Firmware download: :https://www.downloads.netgear.com/files/GDC/R6250/R6250-V1.0.4.48_10.1.30.zip You can extract it directly using binwalk with the option -Me.
Analyzing the binary file /usr/sbin/httpd, in the function FUN_000342c8, the value of ddns_netgear_hostname is obtained from nvram and copied to the buffer acStack_220, which has a size of only 512 bytes.
The function FUN_00034cb4 calls the function FUN_000342c8.
The symbol for the function FUN_00034cb4 is openvpn_mk_tar.

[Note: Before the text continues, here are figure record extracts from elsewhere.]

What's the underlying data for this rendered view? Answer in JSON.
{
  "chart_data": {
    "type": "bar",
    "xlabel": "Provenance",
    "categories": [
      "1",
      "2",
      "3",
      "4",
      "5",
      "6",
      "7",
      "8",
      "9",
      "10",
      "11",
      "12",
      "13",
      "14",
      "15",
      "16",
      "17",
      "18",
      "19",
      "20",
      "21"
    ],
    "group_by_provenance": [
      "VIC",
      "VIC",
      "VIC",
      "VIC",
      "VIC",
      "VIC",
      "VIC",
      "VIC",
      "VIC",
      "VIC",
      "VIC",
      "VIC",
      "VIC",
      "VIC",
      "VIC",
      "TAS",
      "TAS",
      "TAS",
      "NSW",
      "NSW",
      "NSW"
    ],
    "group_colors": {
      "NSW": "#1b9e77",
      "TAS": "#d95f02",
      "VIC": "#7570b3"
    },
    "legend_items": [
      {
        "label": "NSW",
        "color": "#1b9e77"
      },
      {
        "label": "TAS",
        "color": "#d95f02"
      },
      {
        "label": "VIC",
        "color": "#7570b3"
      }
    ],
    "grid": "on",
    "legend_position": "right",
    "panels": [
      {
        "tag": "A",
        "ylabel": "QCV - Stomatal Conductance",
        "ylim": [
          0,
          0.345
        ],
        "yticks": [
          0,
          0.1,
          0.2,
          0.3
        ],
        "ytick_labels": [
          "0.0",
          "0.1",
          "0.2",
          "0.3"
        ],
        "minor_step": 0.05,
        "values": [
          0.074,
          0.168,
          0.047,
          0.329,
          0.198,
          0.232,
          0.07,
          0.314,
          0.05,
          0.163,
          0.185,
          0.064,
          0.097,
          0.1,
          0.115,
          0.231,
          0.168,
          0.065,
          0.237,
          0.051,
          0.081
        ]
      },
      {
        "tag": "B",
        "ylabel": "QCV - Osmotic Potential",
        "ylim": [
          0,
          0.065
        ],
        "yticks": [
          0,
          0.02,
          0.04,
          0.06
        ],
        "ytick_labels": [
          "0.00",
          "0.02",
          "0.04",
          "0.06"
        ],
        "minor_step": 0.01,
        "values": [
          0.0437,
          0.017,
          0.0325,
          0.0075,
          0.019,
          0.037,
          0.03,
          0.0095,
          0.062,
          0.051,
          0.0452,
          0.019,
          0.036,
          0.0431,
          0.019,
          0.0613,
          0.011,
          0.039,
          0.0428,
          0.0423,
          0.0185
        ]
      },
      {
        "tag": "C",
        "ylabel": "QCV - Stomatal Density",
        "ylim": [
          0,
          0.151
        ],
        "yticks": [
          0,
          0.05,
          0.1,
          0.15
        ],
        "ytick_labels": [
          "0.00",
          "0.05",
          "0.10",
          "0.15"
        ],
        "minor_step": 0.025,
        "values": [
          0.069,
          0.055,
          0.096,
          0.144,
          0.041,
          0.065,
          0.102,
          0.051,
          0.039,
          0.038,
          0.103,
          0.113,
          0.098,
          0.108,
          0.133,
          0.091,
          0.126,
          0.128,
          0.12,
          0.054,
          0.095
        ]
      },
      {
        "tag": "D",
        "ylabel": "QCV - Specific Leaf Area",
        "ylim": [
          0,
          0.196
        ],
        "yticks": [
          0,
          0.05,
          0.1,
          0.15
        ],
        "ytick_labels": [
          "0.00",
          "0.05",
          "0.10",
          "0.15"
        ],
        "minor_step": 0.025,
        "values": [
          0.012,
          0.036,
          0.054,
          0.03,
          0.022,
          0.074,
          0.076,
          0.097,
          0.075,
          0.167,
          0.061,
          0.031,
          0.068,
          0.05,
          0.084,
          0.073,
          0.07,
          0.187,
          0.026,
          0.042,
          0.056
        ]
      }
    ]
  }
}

At offset 0x0008b09d, the string openvpn_mk_tar(); is found, along with similar strings in the surrounding context that resemble function calls. However, these functions are actually called in HTML files located in the /www directory using <%number%> syntax. For example, by extracting and organizing these function call strings, it is discovered that the offset of the openvpn_mk_tar() function is 754. It is then invoked in the HTML file using <%754%>, specifically when requesting the OPENVPN.htm file.
Finally, in the function Function_000265ec, the value of ddns_netgear_hostname is set.
By running the POC, it is possible to overwrite the PC register.
Additionally, the httpd service is also turned off.
Before copying ddns_netgear_hostname to the acStack_220 buffer, check the size of ddns_netgear_hostname.